I am writing this the night before Halloween, but when you read this, you will be in a month on the Catholic calendar that is dedicated to praying for the souls in purgatory. I unfortunately was unable to write for the last issue due to personal reasons, but I think this theme is still highly relevant. As a society, we have learned not to think long-term on a lot of things. We love the instant rush of having our social media posts liked at the snap of a finger, and when responses to our posts are too slow, we get anxious. We only like to think about the present time, or at best, what is happening tomorrow.

A professor once mentioned that the purpose of Conversatio at Saint Anselm College is to teach us to live a life that bolsters not just our resume but our eulogy as well. I agree with this professor, because one thing that is inevitably going to happen to all of us is death. We should live our lives in such a way that we consider our mortal death not out of despair, but out of respect for ourselves and those we love.

Why was Halloween so gothic in nature last month, why the past years, and why will it continue to be? The first thing to understand is that Halloween is officially the Vigil of All Saints. The older term for All Saints’ Day is the Feast of All Hallows (meaning all hallowed persons), making the older name for Halloween All Hallows’ Eve. All Saints’ Day honors the Catholics who have pleased God throughout the ages and are united with Him in heaven. When All Saints’ Day became a holiday, the canon of saints was largely filled with Christians who were brutally martyred. This, I would argue, contributes slightly to the festival we celebrated last month. The second thing to understand is that the United States inherited a plethora of traditions from other cultures. We inherited dressing up along with the theme of death from the French Catholics, who liked to dress up around this time to acknowledge our mortality as humans and even to make light of it. For them, this was the “dance of the macabre”. We can see this tendency in New Orleans in the present day. The supernatural element comes from Irish Catholics, many of whom had believed that if they did not acknowledge damned souls in hell, they would cause mayhem on the night before the celebration of the souls in heaven. This has never been officially recognized by the Church, nor do I recognize it myself. What I do agree with is that we should have a healthy desire to not suffer the same fate as the damned.

Halloween is behind us, but November is the month of remembering the souls in Purgatory. At the luminaria Mass held at Saint Anselm Abbey each year on the first Sunday of November, we remember and intercede for the many loved ones that have died, praying that they be given the eternal bliss of heaven that they hopefully aspired to in this life. Too often, we act like a day is worth a dime, pleasuring ourselves however we wish. We might understand that no one lives forever, but we act as if we will, sometimes with the motivation to treasure our short lives.
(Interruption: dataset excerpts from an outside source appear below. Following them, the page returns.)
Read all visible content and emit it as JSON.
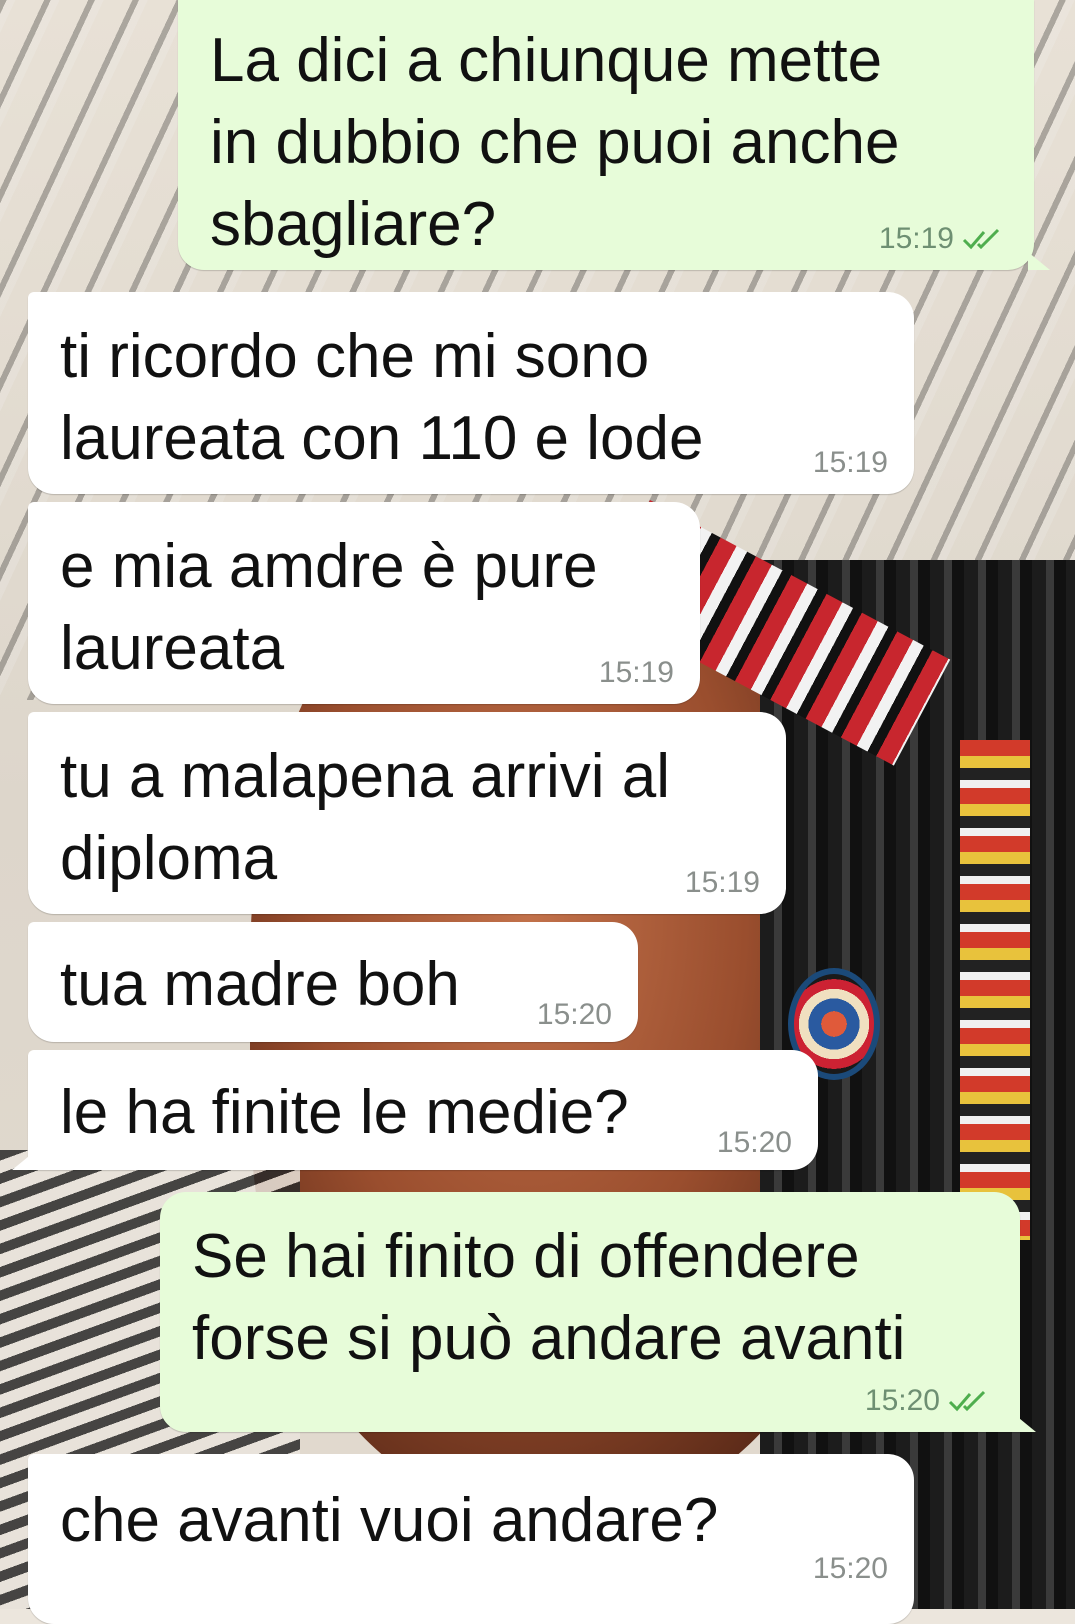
{
  "messages": [
    {
      "direction": "out",
      "text": "La dici a chiunque mette\nin dubbio che puoi anche\nsbagliare?",
      "time": "15:19",
      "status_icon": "double-check-icon"
    },
    {
      "direction": "in",
      "text": "ti ricordo che mi sono\nlaureata con 110 e lode",
      "time": "15:19"
    },
    {
      "direction": "in",
      "text": "e mia amdre è pure\nlaureata",
      "time": "15:19"
    },
    {
      "direction": "in",
      "text": "tu a malapena arrivi al\ndiploma",
      "time": "15:19"
    },
    {
      "direction": "in",
      "text": "tua madre boh",
      "time": "15:20"
    },
    {
      "direction": "in",
      "text": "le ha finite le medie?",
      "time": "15:20"
    },
    {
      "direction": "out",
      "text": "Se hai finito di offendere\nforse si può andare avanti",
      "time": "15:20",
      "status_icon": "double-check-icon"
    },
    {
      "direction": "in",
      "text": "che avanti vuoi andare?",
      "time": "15:20"
    }
  ],
  "colors": {
    "incoming_bubble": "#ffffff",
    "outgoing_bubble": "#e7fcd9",
    "read_tick": "#4fae4e",
    "time_text": "#8a8f8c"
  }
}
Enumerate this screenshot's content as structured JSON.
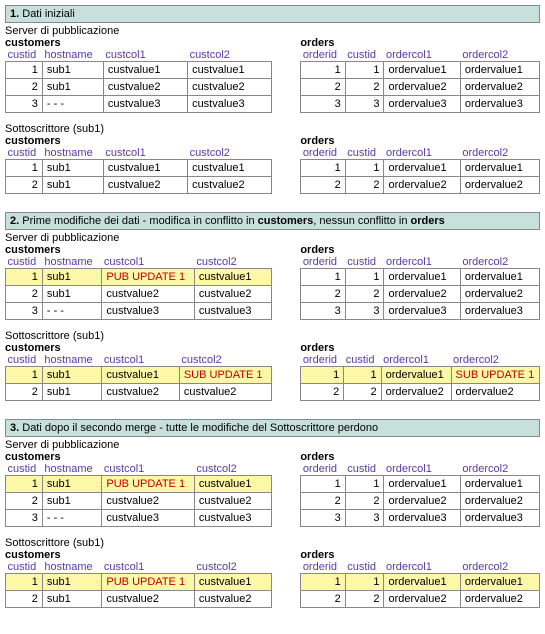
{
  "sections": [
    {
      "num": "1.",
      "title": "Dati iniziali",
      "groups": [
        {
          "label": "Server di pubblicazione",
          "customers": {
            "title": "customers",
            "cols": [
              "custid",
              "hostname",
              "custcol1",
              "custcol2"
            ],
            "rows": [
              {
                "hl": false,
                "c": [
                  "1",
                  "sub1",
                  "custvalue1",
                  "custvalue1"
                ]
              },
              {
                "hl": false,
                "c": [
                  "2",
                  "sub1",
                  "custvalue2",
                  "custvalue2"
                ]
              },
              {
                "hl": false,
                "c": [
                  "3",
                  "- - -",
                  "custvalue3",
                  "custvalue3"
                ]
              }
            ]
          },
          "orders": {
            "title": "orders",
            "cols": [
              "orderid",
              "custid",
              "ordercol1",
              "ordercol2"
            ],
            "rows": [
              {
                "hl": false,
                "c": [
                  "1",
                  "1",
                  "ordervalue1",
                  "ordervalue1"
                ]
              },
              {
                "hl": false,
                "c": [
                  "2",
                  "2",
                  "ordervalue2",
                  "ordervalue2"
                ]
              },
              {
                "hl": false,
                "c": [
                  "3",
                  "3",
                  "ordervalue3",
                  "ordervalue3"
                ]
              }
            ]
          }
        },
        {
          "label": "Sottoscrittore (sub1)",
          "customers": {
            "title": "customers",
            "cols": [
              "custid",
              "hostname",
              "custcol1",
              "custcol2"
            ],
            "rows": [
              {
                "hl": false,
                "c": [
                  "1",
                  "sub1",
                  "custvalue1",
                  "custvalue1"
                ]
              },
              {
                "hl": false,
                "c": [
                  "2",
                  "sub1",
                  "custvalue2",
                  "custvalue2"
                ]
              }
            ]
          },
          "orders": {
            "title": "orders",
            "cols": [
              "orderid",
              "custid",
              "ordercol1",
              "ordercol2"
            ],
            "rows": [
              {
                "hl": false,
                "c": [
                  "1",
                  "1",
                  "ordervalue1",
                  "ordervalue1"
                ]
              },
              {
                "hl": false,
                "c": [
                  "2",
                  "2",
                  "ordervalue2",
                  "ordervalue2"
                ]
              }
            ]
          }
        }
      ]
    },
    {
      "num": "2.",
      "title": "Prime modifiche dei dati - modifica in conflitto in <b>customers</b>, nessun conflitto in <b>orders</b>",
      "groups": [
        {
          "label": "Server di pubblicazione",
          "customers": {
            "title": "customers",
            "cols": [
              "custid",
              "hostname",
              "custcol1",
              "custcol2"
            ],
            "rows": [
              {
                "hl": true,
                "c": [
                  "1",
                  "sub1",
                  "PUB UPDATE 1",
                  "custvalue1"
                ],
                "red": [
                  2
                ]
              },
              {
                "hl": false,
                "c": [
                  "2",
                  "sub1",
                  "custvalue2",
                  "custvalue2"
                ]
              },
              {
                "hl": false,
                "c": [
                  "3",
                  "- - -",
                  "custvalue3",
                  "custvalue3"
                ]
              }
            ]
          },
          "orders": {
            "title": "orders",
            "cols": [
              "orderid",
              "custid",
              "ordercol1",
              "ordercol2"
            ],
            "rows": [
              {
                "hl": false,
                "c": [
                  "1",
                  "1",
                  "ordervalue1",
                  "ordervalue1"
                ]
              },
              {
                "hl": false,
                "c": [
                  "2",
                  "2",
                  "ordervalue2",
                  "ordervalue2"
                ]
              },
              {
                "hl": false,
                "c": [
                  "3",
                  "3",
                  "ordervalue3",
                  "ordervalue3"
                ]
              }
            ]
          }
        },
        {
          "label": "Sottoscrittore (sub1)",
          "customers": {
            "title": "customers",
            "cols": [
              "custid",
              "hostname",
              "custcol1",
              "custcol2"
            ],
            "rows": [
              {
                "hl": true,
                "c": [
                  "1",
                  "sub1",
                  "custvalue1",
                  "SUB UPDATE 1"
                ],
                "red": [
                  3
                ]
              },
              {
                "hl": false,
                "c": [
                  "2",
                  "sub1",
                  "custvalue2",
                  "custvalue2"
                ]
              }
            ]
          },
          "orders": {
            "title": "orders",
            "cols": [
              "orderid",
              "custid",
              "ordercol1",
              "ordercol2"
            ],
            "rows": [
              {
                "hl": true,
                "c": [
                  "1",
                  "1",
                  "ordervalue1",
                  "SUB UPDATE 1"
                ],
                "red": [
                  3
                ]
              },
              {
                "hl": false,
                "c": [
                  "2",
                  "2",
                  "ordervalue2",
                  "ordervalue2"
                ]
              }
            ]
          }
        }
      ]
    },
    {
      "num": "3.",
      "title": "Dati dopo il secondo merge - tutte le modifiche del Sottoscrittore perdono",
      "groups": [
        {
          "label": "Server di pubblicazione",
          "customers": {
            "title": "customers",
            "cols": [
              "custid",
              "hostname",
              "custcol1",
              "custcol2"
            ],
            "rows": [
              {
                "hl": true,
                "c": [
                  "1",
                  "sub1",
                  "PUB UPDATE 1",
                  "custvalue1"
                ],
                "red": [
                  2
                ]
              },
              {
                "hl": false,
                "c": [
                  "2",
                  "sub1",
                  "custvalue2",
                  "custvalue2"
                ]
              },
              {
                "hl": false,
                "c": [
                  "3",
                  "- - -",
                  "custvalue3",
                  "custvalue3"
                ]
              }
            ]
          },
          "orders": {
            "title": "orders",
            "cols": [
              "orderid",
              "custid",
              "ordercol1",
              "ordercol2"
            ],
            "rows": [
              {
                "hl": false,
                "c": [
                  "1",
                  "1",
                  "ordervalue1",
                  "ordervalue1"
                ]
              },
              {
                "hl": false,
                "c": [
                  "2",
                  "2",
                  "ordervalue2",
                  "ordervalue2"
                ]
              },
              {
                "hl": false,
                "c": [
                  "3",
                  "3",
                  "ordervalue3",
                  "ordervalue3"
                ]
              }
            ]
          }
        },
        {
          "label": "Sottoscrittore (sub1)",
          "customers": {
            "title": "customers",
            "cols": [
              "custid",
              "hostname",
              "custcol1",
              "custcol2"
            ],
            "rows": [
              {
                "hl": true,
                "c": [
                  "1",
                  "sub1",
                  "PUB UPDATE 1",
                  "custvalue1"
                ],
                "red": [
                  2
                ]
              },
              {
                "hl": false,
                "c": [
                  "2",
                  "sub1",
                  "custvalue2",
                  "custvalue2"
                ]
              }
            ]
          },
          "orders": {
            "title": "orders",
            "cols": [
              "orderid",
              "custid",
              "ordercol1",
              "ordercol2"
            ],
            "rows": [
              {
                "hl": true,
                "c": [
                  "1",
                  "1",
                  "ordervalue1",
                  "ordervalue1"
                ]
              },
              {
                "hl": false,
                "c": [
                  "2",
                  "2",
                  "ordervalue2",
                  "ordervalue2"
                ]
              }
            ]
          }
        }
      ]
    }
  ]
}
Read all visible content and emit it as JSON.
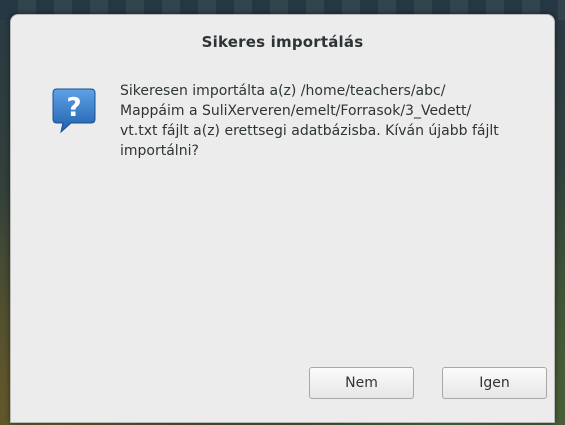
{
  "dialog": {
    "title": "Sikeres importálás",
    "icon": "question-icon",
    "message": "Sikeresen importálta a(z) /home/teachers/abc/\nMappáim a SuliXerveren/emelt/Forrasok/3_Vedett/\nvt.txt fájlt a(z) erettsegi adatbázisba. Kíván újabb fájlt\nimportálni?",
    "buttons": {
      "no_label": "Nem",
      "yes_label": "Igen"
    }
  },
  "colors": {
    "dialog_bg": "#ececec",
    "icon_blue": "#2a73c8",
    "text": "#2e3436"
  }
}
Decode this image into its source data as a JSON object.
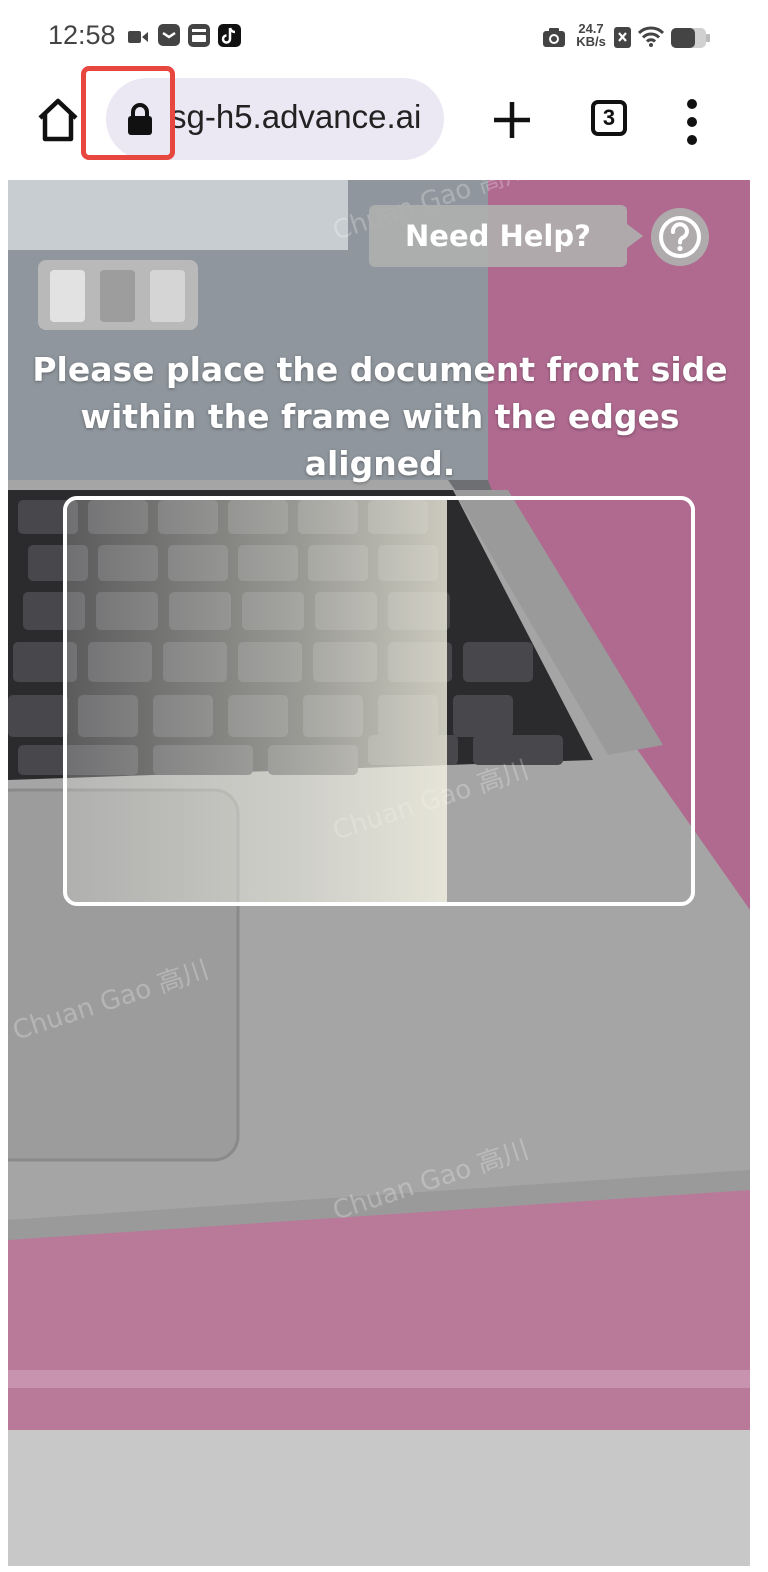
{
  "status_bar": {
    "time": "12:58",
    "network_speed_value": "24.7",
    "network_speed_unit": "KB/s",
    "icons": [
      "video-camera-icon",
      "messenger-icon",
      "sim-icon",
      "tiktok-icon",
      "camera-icon",
      "no-signal-icon",
      "wifi-icon",
      "battery-icon"
    ]
  },
  "browser": {
    "url": "sg-h5.advance.ai",
    "tab_count": "3",
    "icons": [
      "home-icon",
      "lock-icon",
      "plus-icon",
      "more-vertical-icon"
    ]
  },
  "capture": {
    "help_label": "Need Help?",
    "help_icon": "question-circle-icon",
    "instruction": "Please place the document front side within the frame with the edges aligned."
  },
  "watermark": {
    "text": "Chuan Gao 高川"
  },
  "colors": {
    "highlight": "#e8473f",
    "url_pill": "#ebe8f3"
  }
}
If you believe in the afterlife, you should be willing to take the time to remember that you will die someday, trying to love life, the God who gave it to you, and living to the best of your ability. We should also love the dead who are in purgatory, and we should pray for them, especially because we may be in their position one day, needing the prayers of the Church Militant to pass from the Church Suffering to the Church Triumphant. Remember your mortal death that is to come each day, with hope to live a happy eternity. These are the actions of a good person, a good student, and one with a good soul.